I meditate for several hours on end sometimes. And I moved back to the Netherlands, and here nature is much more difficult to find. It's here, I have nice areas around me, but I do really miss being in the forest and just knowing that you are alone there. And the idea that you cannot meet anyone, or it's not likely that you'll meet everyone. Like here in the Netherlands, there's always someone around you. I did go back to Norway a couple-- one year ago.

I spent three weeks driving around and just roaming and having the time of my life. Last year, I didn't do it, and now it's really itching to go back. So I try. I know that each of us has a place where we feel at home. And it's rarely where home is. It's usually like somewhere maybe nearby, or it can be a different country for sure. But when you're there, you feel like you're home, and it's very hard to explain because everything is the way it's supposed to be.

Everything smells right, it sounds right, you feel very at ease with yourself. Is Norway that place for you? That's a deep question. That's one that I... Like Norway is extremely close to my heart. Like one experience that I had was when I moved back home, I hadn't visited for two years. And then last year, I went there and I drove off the boat and it felt like it didn't feel special. That was interesting. It felt like, oh, I'm here again. So in that sense, yes, it does feel like home.

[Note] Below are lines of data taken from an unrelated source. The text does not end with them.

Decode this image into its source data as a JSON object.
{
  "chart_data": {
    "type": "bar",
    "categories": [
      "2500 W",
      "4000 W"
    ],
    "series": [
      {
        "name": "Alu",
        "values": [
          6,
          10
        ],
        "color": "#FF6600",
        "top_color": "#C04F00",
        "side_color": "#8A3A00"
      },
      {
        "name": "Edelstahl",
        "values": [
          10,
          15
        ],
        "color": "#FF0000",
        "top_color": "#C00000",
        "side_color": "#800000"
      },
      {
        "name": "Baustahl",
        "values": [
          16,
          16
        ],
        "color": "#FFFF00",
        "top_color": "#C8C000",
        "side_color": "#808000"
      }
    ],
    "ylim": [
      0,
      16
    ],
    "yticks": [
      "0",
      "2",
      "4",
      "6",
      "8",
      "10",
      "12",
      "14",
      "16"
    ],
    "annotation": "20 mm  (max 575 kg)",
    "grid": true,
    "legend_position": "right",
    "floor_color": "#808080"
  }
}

But I'm also really starting to like my little boring life in just a one-room apartment and focusing on my and focusing on my business and the technology and having a more routine life in that sense. I think this is potentially the most important takeaway from our conversation. Going outside. Slowing down. You don't necessarily have to go outside, but usually it helps. Slowing down your mind, and... finding your happy place. It's usually in your mind. The happy place is in your mind, by the way.

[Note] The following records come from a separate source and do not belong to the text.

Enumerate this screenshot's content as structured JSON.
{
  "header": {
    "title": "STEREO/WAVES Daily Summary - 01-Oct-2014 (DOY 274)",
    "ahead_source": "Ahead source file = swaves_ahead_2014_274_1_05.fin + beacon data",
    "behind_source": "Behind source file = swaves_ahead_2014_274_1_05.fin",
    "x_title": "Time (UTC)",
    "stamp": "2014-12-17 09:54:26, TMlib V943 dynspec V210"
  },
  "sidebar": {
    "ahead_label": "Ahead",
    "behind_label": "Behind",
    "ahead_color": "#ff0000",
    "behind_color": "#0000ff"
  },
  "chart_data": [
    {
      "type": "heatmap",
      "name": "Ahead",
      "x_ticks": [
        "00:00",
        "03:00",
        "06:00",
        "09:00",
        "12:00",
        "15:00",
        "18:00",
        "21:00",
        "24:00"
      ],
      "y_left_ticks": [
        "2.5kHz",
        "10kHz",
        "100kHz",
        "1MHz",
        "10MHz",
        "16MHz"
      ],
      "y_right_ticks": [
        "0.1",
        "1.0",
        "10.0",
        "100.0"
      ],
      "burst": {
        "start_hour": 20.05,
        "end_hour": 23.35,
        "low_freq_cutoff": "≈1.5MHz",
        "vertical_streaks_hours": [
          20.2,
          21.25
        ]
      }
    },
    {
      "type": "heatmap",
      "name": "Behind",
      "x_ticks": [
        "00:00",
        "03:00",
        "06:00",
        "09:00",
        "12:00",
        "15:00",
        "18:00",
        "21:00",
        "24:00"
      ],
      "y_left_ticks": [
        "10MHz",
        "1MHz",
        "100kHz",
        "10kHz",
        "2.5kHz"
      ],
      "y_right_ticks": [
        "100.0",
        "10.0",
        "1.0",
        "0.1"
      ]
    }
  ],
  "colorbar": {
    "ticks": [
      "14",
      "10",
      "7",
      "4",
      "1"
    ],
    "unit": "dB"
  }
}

Outside, walking, being... free from distractions usually helps that surface. But ultimately, you still have to do the work and you still have to settle your mind and go through all the steps. But it's definitely out there. Everyone has it. Yes. And nature is a great facilitator for that. And I think in my case, nature was the gateway to inner peace. Nature was the place where I could disconnect that way and sit by the fire and experience that. And still, of course, still nature is that for me.

Last year I was there, I walked 150 kilometers in the mountains and just alone. It makes you feel very small when you're in those big mountains and a thunderstorm breaks out and it puts so many things into perspective. And how powerful those forces are and how little we are in comparison to that. That is also very healthy for me to have that humbling experience every once in a while.

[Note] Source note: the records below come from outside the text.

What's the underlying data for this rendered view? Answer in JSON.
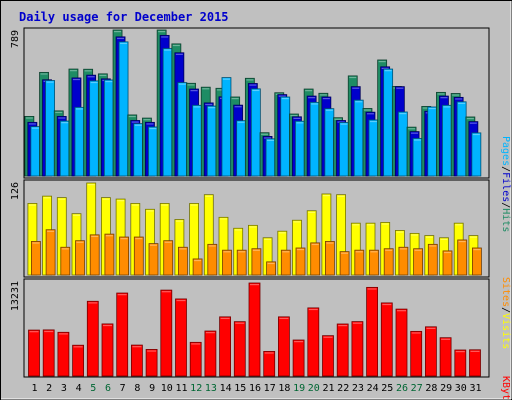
{
  "title": "Daily usage for December 2015",
  "colors": {
    "hits": "#1e8c64",
    "files": "#0000cc",
    "pages": "#00b4ff",
    "visits": "#ffff00",
    "sites": "#ff8c00",
    "kbytes": "#ff0000",
    "weekend_label": "#006633",
    "weekday_label": "#000000",
    "title": "#0000cc",
    "background": "#c0c0c0"
  },
  "chart_data": [
    {
      "type": "bar",
      "name": "hits-files-pages",
      "categories": [
        "1",
        "2",
        "3",
        "4",
        "5",
        "6",
        "7",
        "8",
        "9",
        "10",
        "11",
        "12",
        "13",
        "14",
        "15",
        "16",
        "17",
        "18",
        "19",
        "20",
        "21",
        "22",
        "23",
        "24",
        "25",
        "26",
        "27",
        "28",
        "29",
        "30",
        "31"
      ],
      "max_label": "789",
      "ylim": [
        0,
        789
      ],
      "series": [
        {
          "name": "Hits",
          "values": [
            322,
            560,
            352,
            578,
            577,
            552,
            789,
            330,
            313,
            789,
            714,
            501,
            480,
            474,
            427,
            528,
            234,
            450,
            335,
            470,
            447,
            315,
            541,
            365,
            627,
            484,
            264,
            376,
            452,
            446,
            319
          ]
        },
        {
          "name": "Files",
          "values": [
            290,
            520,
            322,
            530,
            545,
            525,
            752,
            300,
            290,
            760,
            666,
            470,
            395,
            428,
            383,
            500,
            214,
            440,
            320,
            432,
            427,
            300,
            483,
            345,
            590,
            483,
            240,
            350,
            432,
            425,
            294
          ]
        },
        {
          "name": "Pages",
          "values": [
            267,
            516,
            297,
            371,
            514,
            519,
            725,
            283,
            265,
            689,
            505,
            382,
            378,
            532,
            299,
            471,
            201,
            427,
            296,
            398,
            364,
            289,
            410,
            303,
            578,
            346,
            203,
            373,
            382,
            401,
            233
          ]
        }
      ],
      "legend": [
        "Pages",
        "Files",
        "Hits"
      ]
    },
    {
      "type": "bar",
      "name": "visits-sites",
      "max_label": "126",
      "ylim": [
        0,
        126
      ],
      "series": [
        {
          "name": "Visits",
          "values": [
            98,
            108,
            106,
            84,
            126,
            106,
            104,
            98,
            90,
            98,
            76,
            98,
            110,
            79,
            64,
            68,
            51,
            60,
            75,
            88,
            111,
            110,
            71,
            71,
            72,
            61,
            57,
            54,
            51,
            71,
            54
          ]
        },
        {
          "name": "Sites",
          "values": [
            46,
            62,
            38,
            47,
            55,
            56,
            52,
            52,
            43,
            47,
            38,
            22,
            42,
            34,
            34,
            36,
            18,
            34,
            37,
            44,
            46,
            32,
            34,
            34,
            36,
            38,
            36,
            42,
            33,
            48,
            37
          ]
        }
      ],
      "legend": [
        "Sites",
        "Visits"
      ]
    },
    {
      "type": "bar",
      "name": "kbytes",
      "max_label": "13231",
      "ylim": [
        0,
        13231
      ],
      "series": [
        {
          "name": "KBytes",
          "values": [
            6533,
            6560,
            6218,
            4380,
            10630,
            7411,
            11803,
            4400,
            3780,
            12220,
            10964,
            4790,
            6400,
            8415,
            7734,
            13231,
            3500,
            8415,
            5120,
            9690,
            5740,
            7400,
            7740,
            12610,
            10400,
            9520,
            6350,
            7000,
            5450,
            3700,
            3730
          ]
        }
      ],
      "legend": [
        "KBytes"
      ]
    }
  ],
  "weekend_days": [
    5,
    6,
    12,
    13,
    19,
    20,
    26,
    27
  ]
}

That's it. And when you come back to whatever you normally do, you'll be so much more productive and things will flow a lot better because your mind took a break. Absolutely. Okay. Well, Mischa, thank you very much for joining me today. It's been a pleasure talking to you, looking at your homelab, you know... Going through that stopping and starting phase. That was very, very fun. And I'm very much looking forward to the next one because I haven't shared mine yet.